Does this mean we walk around like space cadets? Does it mean we do not make plans for the future or learn from our past experiences? No. We plan for our future, set goals, and use our past in whatever way is helpful. We use our thinking as a tool to help us and not control us. We get in touch with our life, who we are, and then step into our life situation. We allow, accept whatever our life situation presents to us so we are in the present moment and then we act whatever way we see fit. It is not how long we can stay in this present moment but how often we go there. For me it can be a second or two. Believe me, it is easier done than said.
Often I ask myself why am I not better at this? If the peace is so wonderful, why don’t I really get serious about it and speed up the gradual process I am experiencing? Tolle says that people resist or are hesitant about it because they do not want to give up the drama that is present in their life. It is like “the devil you know is better than the devil you don’t know”. We experience our drama through our stories that we create. For years there was drama walking around as the scorned second baseman from South Boston. One of my more potent drama stories being played out now is called “Being out of shape”. Some of the lines in this drama goes like this: “I am so out of shape I can’t do anything to get in shape” and “I better rest up in front of the television before I cut the lawn” and “I am so out of shape it doesn’t matter if I eat another dish of ice cream” and on and on. What would my life be like if I were in shape? My story and drama just carry me along. The only way I know how to make a change is being in the present moment. I be in the present moment and then I act. We all have our drama born from our stories.
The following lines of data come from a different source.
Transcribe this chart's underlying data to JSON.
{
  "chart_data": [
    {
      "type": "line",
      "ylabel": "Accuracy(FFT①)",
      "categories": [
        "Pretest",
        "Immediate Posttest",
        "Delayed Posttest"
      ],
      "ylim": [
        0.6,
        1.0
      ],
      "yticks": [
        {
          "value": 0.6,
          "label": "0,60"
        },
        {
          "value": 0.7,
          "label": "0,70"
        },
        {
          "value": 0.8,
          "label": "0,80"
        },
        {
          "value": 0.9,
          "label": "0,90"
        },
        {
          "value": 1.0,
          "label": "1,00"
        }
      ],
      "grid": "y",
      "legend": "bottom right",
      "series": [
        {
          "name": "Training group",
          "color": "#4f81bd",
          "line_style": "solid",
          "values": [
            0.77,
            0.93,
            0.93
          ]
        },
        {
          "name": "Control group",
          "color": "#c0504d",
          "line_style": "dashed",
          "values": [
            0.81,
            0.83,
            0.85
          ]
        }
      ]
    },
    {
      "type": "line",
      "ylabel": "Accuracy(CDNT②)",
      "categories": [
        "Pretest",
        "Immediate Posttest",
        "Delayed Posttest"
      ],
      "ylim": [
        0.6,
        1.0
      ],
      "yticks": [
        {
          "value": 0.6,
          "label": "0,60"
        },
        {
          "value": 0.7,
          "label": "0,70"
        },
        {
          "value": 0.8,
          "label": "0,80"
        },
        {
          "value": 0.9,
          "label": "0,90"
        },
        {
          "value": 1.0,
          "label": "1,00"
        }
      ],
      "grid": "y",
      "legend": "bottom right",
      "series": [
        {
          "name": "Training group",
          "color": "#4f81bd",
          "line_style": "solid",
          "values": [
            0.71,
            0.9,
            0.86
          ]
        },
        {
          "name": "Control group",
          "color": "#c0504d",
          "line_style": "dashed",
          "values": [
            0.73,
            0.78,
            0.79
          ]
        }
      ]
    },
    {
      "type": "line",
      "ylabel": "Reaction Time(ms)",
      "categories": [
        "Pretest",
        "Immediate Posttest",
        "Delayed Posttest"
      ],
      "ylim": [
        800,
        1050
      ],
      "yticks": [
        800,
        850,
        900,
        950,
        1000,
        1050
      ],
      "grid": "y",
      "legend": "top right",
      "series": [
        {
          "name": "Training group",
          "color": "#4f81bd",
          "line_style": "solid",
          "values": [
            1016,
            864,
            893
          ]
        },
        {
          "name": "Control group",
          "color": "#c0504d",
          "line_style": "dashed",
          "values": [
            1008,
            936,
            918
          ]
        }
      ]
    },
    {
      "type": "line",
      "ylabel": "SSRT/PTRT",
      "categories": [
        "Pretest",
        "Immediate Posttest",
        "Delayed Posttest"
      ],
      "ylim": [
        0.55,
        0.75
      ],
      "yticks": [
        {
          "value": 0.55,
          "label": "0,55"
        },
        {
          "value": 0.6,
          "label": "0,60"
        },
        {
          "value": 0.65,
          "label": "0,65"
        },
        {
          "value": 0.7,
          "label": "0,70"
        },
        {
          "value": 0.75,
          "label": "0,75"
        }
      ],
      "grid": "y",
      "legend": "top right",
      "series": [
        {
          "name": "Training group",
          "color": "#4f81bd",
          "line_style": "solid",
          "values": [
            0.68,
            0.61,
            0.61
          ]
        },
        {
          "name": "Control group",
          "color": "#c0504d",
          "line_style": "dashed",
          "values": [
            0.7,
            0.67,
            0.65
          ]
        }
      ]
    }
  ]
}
Why did I pick this topic for a Sunday service? I see the Unitarian Church being very community oriented. Each one of us brings us something to the table. We all have our contribution to make to the community. Living a story, a drama couched in suffering can be an offering brought to the community, or, the gift can be a person aware of life, carrying space in the present moment free of judgments, criticisms, resentments, aware of their connection with everyone and everything. We honor and respect the dignity of each other. We relate to each other in the present moment and the hurts of the past are no longer needed. We are a welcoming community – a group of Rachels welcoming the new comer into our midst.
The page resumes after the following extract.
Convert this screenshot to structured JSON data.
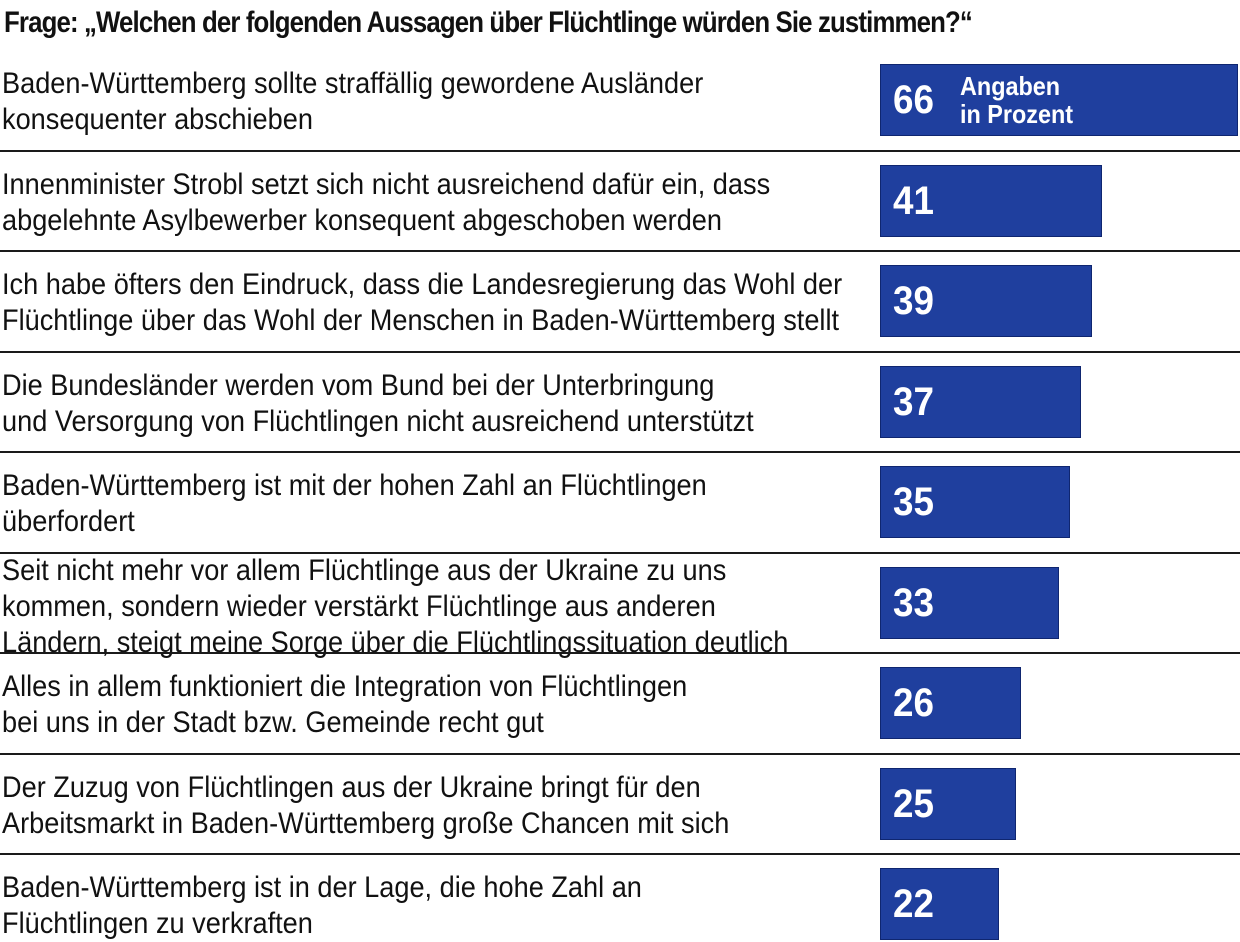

For me the most significant thing about this whole process is when I am in this space, in the present moment, not thinking, I am connected to what Tolle calls “The Unmanifested” and I am defining the Unmanifested by my presence. In my own words, I am connected to the divine within me and make present the Divine (with capital D) in the world. Which says how important I am. And I know this is so because of the tremendous peace I experience.
Tolle, in the beginning of his retreat, says that you will not hear anything new, what is being said has been said before for centuries. I am sure what I have said you have heard before in some form or other. I would like to end with a line from the book The Power of Now. The line is “Try it and see what happens.”